From the economists and politicians at the annual IMF meeting in Washington to strategists on Wall Street trying to advise clients, everyone seems to be pondering a future in which cooperation and global trade may look much different than they do now.
Suggestions that the U.K. will prioritize control over its migration policy at the expense of open access to Europe's single market in negotiations to leave the European Union—a strategy that's being dubbed a "hard Brexit"—loomed large over global markets. The U.K. government is “strongly supportive of open markets, free markets, open economies, free trade,” said Chancellor of the Exchequer Philip Hammond during a Bloomberg Television interview in New York on Thursday. “But we have a problem—and it’s not just a British problem, it’s a developed-world problem—in keeping our populations engaged and supportive of our market capitalism, our economic model."

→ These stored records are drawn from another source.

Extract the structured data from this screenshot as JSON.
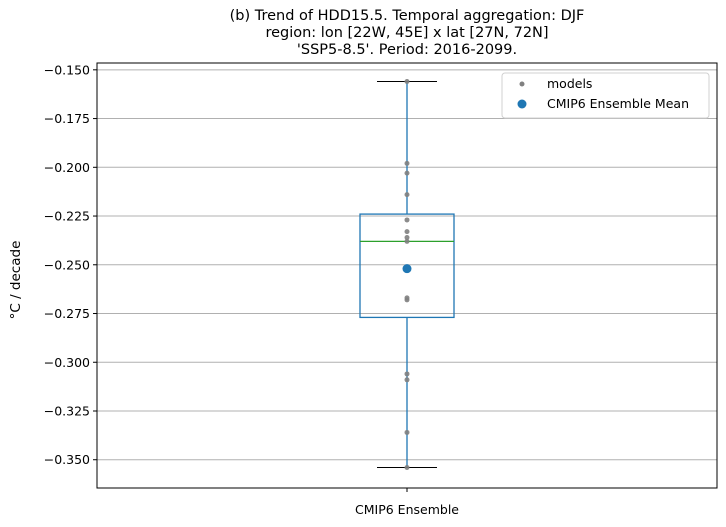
{
  "chart_data": {
    "type": "box",
    "title_lines": [
      "(b) Trend of HDD15.5. Temporal aggregation: DJF",
      "region: lon [22W, 45E] x lat [27N, 72N]",
      "'SSP5-8.5'. Period: 2016-2099."
    ],
    "ylabel": "°C / decade",
    "xlabel": "",
    "ylim": [
      -0.3645,
      -0.1465
    ],
    "yticks": [
      -0.15,
      -0.175,
      -0.2,
      -0.225,
      -0.25,
      -0.275,
      -0.3,
      -0.325,
      -0.35
    ],
    "ytick_labels": [
      "−0.150",
      "−0.175",
      "−0.200",
      "−0.225",
      "−0.250",
      "−0.275",
      "−0.300",
      "−0.325",
      "−0.350"
    ],
    "categories": [
      "CMIP6 Ensemble"
    ],
    "grid": "horizontal",
    "legend_position": "top-right",
    "box": {
      "whisker_high": -0.156,
      "q3": -0.224,
      "median": -0.238,
      "q1": -0.277,
      "whisker_low": -0.354
    },
    "series": [
      {
        "name": "models",
        "color": "#808080",
        "values": [
          -0.156,
          -0.198,
          -0.203,
          -0.214,
          -0.227,
          -0.233,
          -0.236,
          -0.238,
          -0.267,
          -0.268,
          -0.306,
          -0.309,
          -0.336,
          -0.354
        ]
      },
      {
        "name": "CMIP6 Ensemble Mean",
        "color": "#1f77b4",
        "values": [
          -0.252
        ]
      }
    ],
    "colors": {
      "box": "#1f77b4",
      "median": "#2ca02c",
      "grid": "#b0b0b0"
    }
  }
}
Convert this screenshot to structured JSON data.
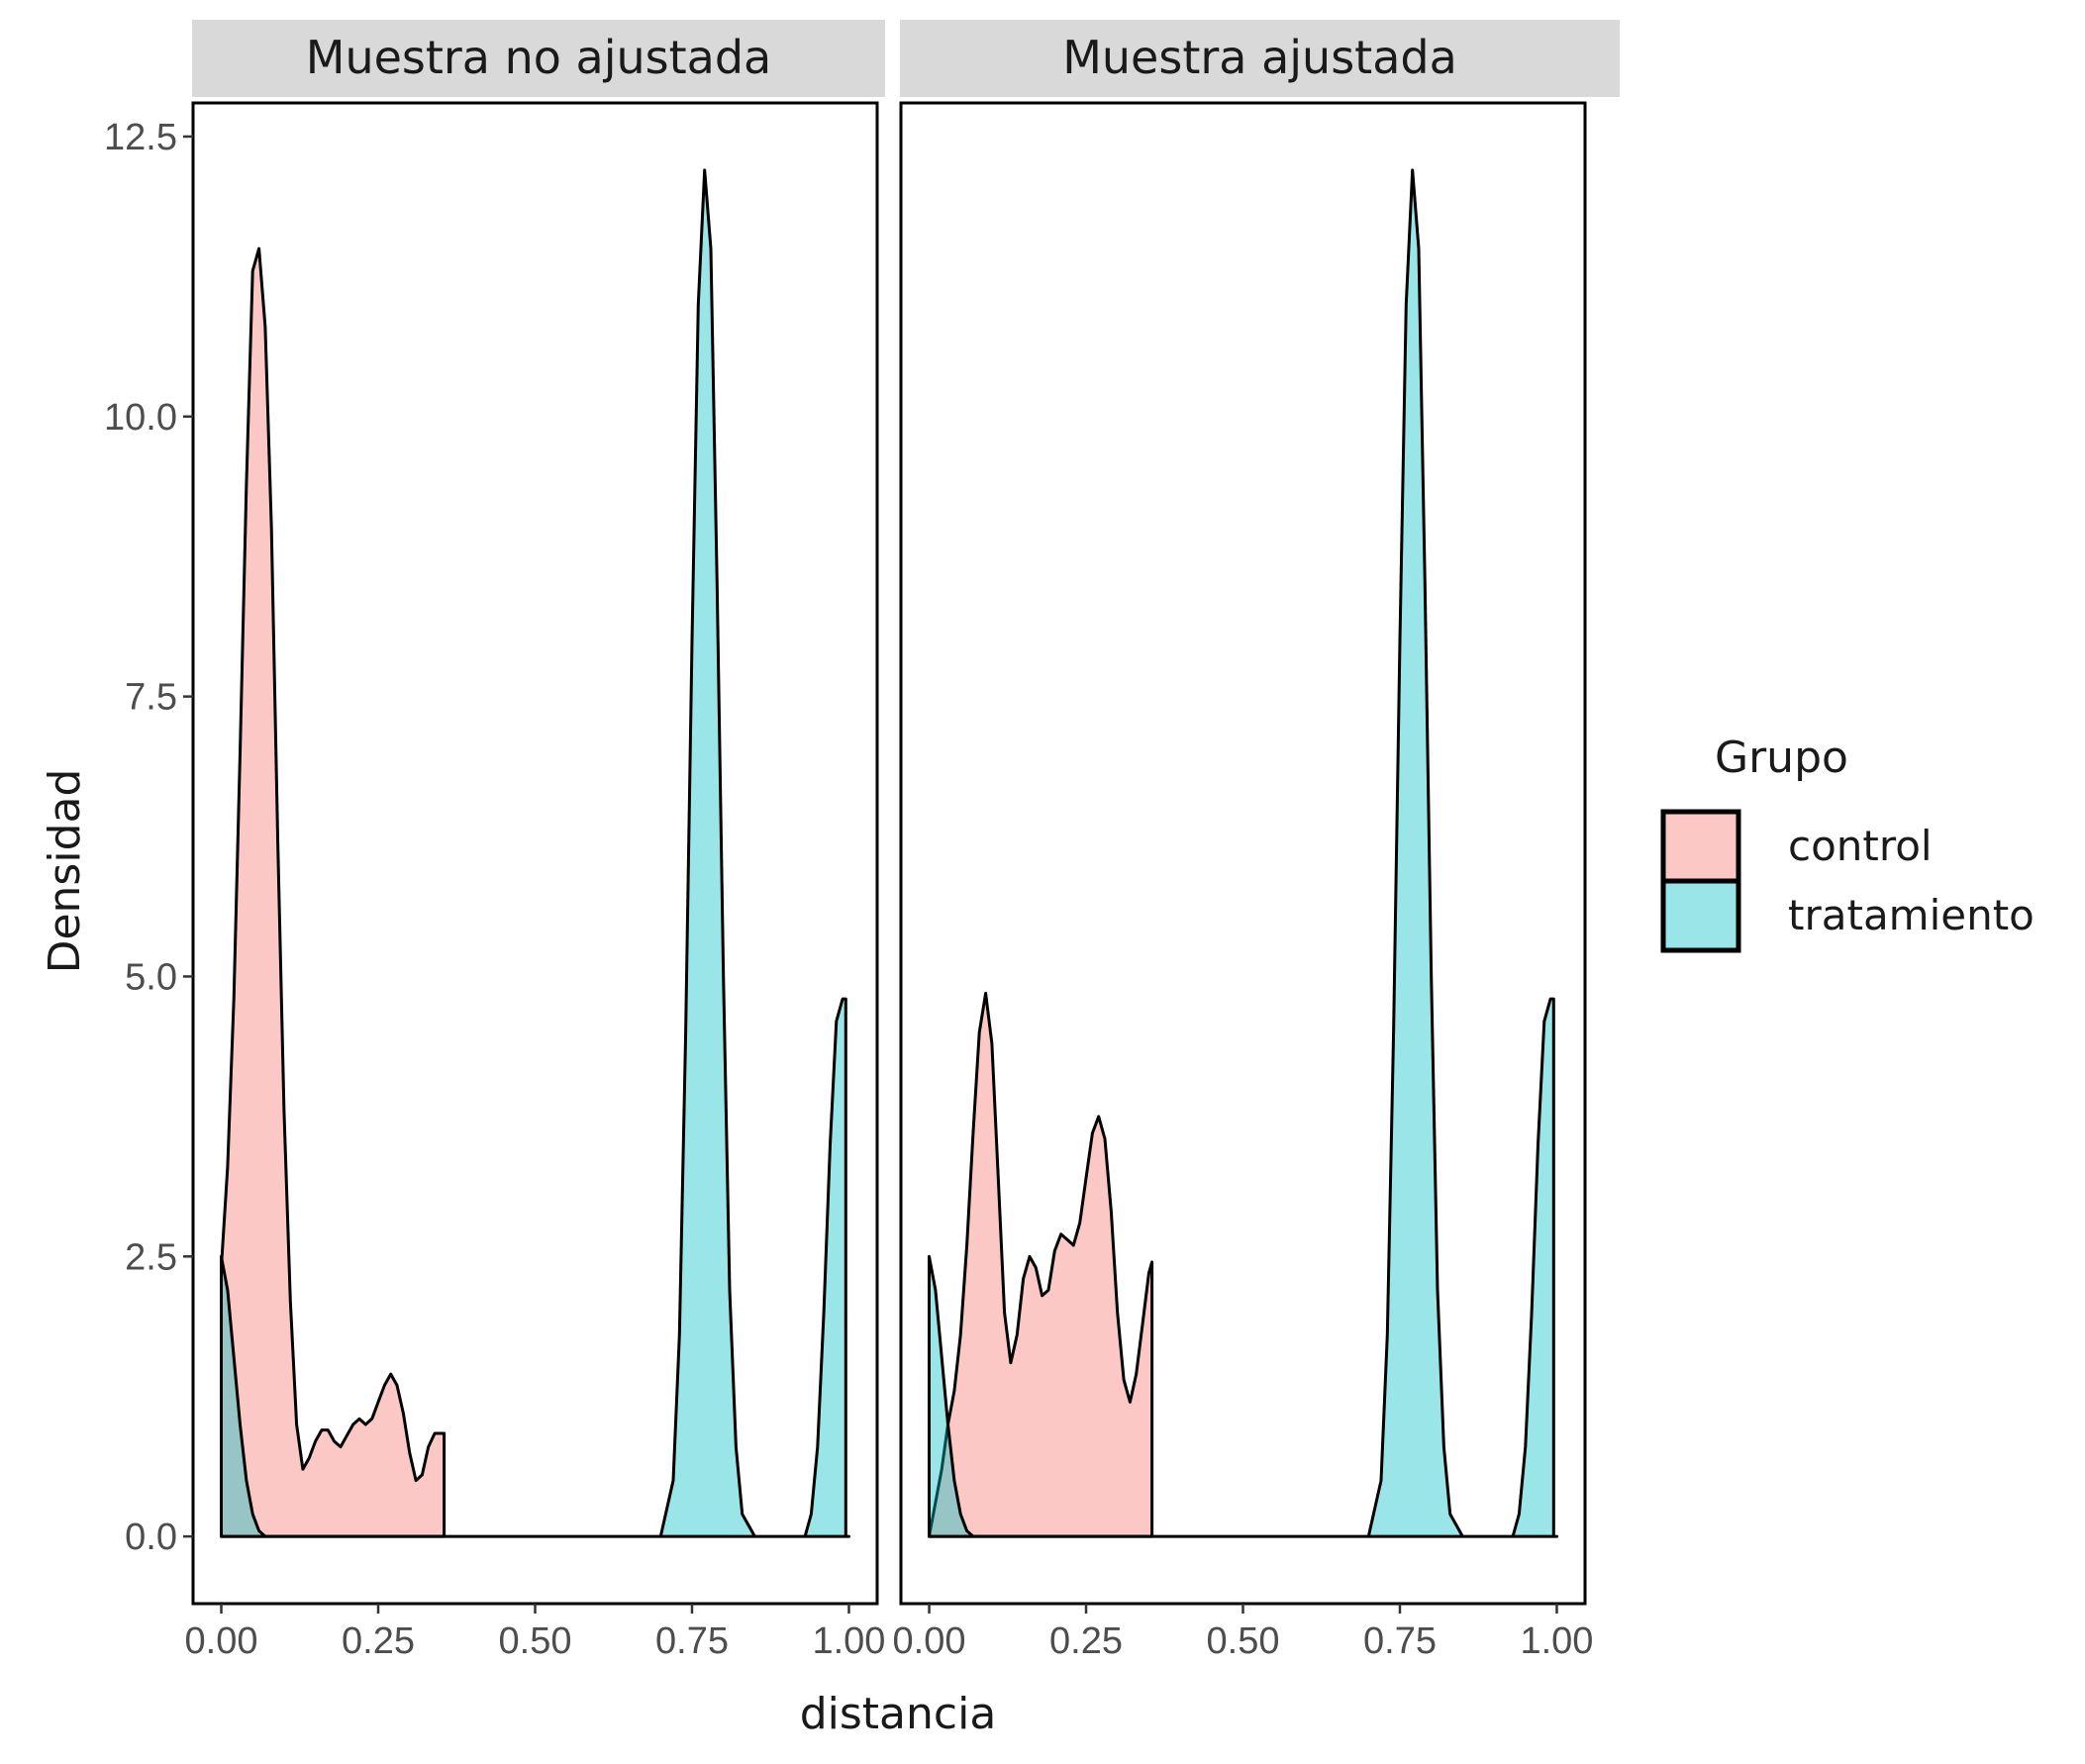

Citing the rising anti-trade sentiment, analysts from Bank of America Merrill Lynch warned that "events show nations are becoming less willing to cooperate, more willing to contest," and a backlash against inequality is likely to trigger more activist fiscal policies. Looser government spending in developed countries—combined with trade protectionism and wealth redistribution—could reshape global investment strategies, unleashing a wave of inflation, the bank argued, amid a looming war against inequality.
U.S. Treasury Secretary Jack Lew did his part to push for more openness. During an interview in Washington on Thursday, he said that efforts to boost trade, combined with a more equitable distribution of the fruits of economic growth, are key to ensuring U.S. prosperity. Rolling back on globalization would be counterproductive to any attempt to boost median incomes, he added.
Without mentioning him by name, Lew's comments appeared to nod to Donald Trump, who some believe could take the U.S. down a more isolationist trading path should he be elected president in November. "The emergence of Donald Trump as a political force reflects a mood of growing discontent about immigration, globalization and the distribution of wealth," write analysts at Fathom Consulting, a London-based research firm. Their central scenario is that a Trump administration might be benign for the U.S. economy. "However, in our downside scenario, Donald Dark, global trade falls sharply and a global recession looms. In this world, isolationism wins, not just in the U.S., but globally," they caution.
Analysts at Standard Chartered Plc agree that the tail risks of a Trump presidency could be significant. "The main risk with potentially tough negotiating tactics is that trade partners could panic, especially if global coordination evaporates." They add that business confidence could take a big hit in this context. "The global trade system could descend into a spiral of trade tariffs, reminiscent of what happened after the Smoot-Hawley tariff of 1930, and ultimately a trade war, possibly accompanied by foreign-exchange devaluations; this would be a ‘lose-lose’ deal for all."
Market participants are also concerned that populism could take root under a Hillary Clinton administration. "We believe the liberal base’s demands on a Clinton Administration could lead to an overly expansive federal government with aggressive regulators," write analysts at Barclays Plc. "If the GOP does not unify, Clinton may expand President Obama’s use of executive authority to accomplish her goals."
No matter who wins in November, Citigroup Inc. Head FX Strategist Steven Englander warns that investors are failing to hedge against rising event risks, with the U.S. election serving as a possible stress test for global markets. "If everyone is positioning to pull the trigger on positioning as soon as they know the outcome, the repressed volatility may emerge in a very sharp burst," he points out.
Amid political attacks on the apparent inequities generated by monetary policy in the U.K., sluggish trade challenging Chinese growth, and the rise of populist movements in Europe, there are plenty of reasons why market players should snap up volatility hedges, analysts say.
"In our view, volatility is going to heat up in the coming months given the U.S. election, China's potential response against a stronger currency, and Italian political risks," concluded Martin Enlund, chief currency strategist at Nordea Markets.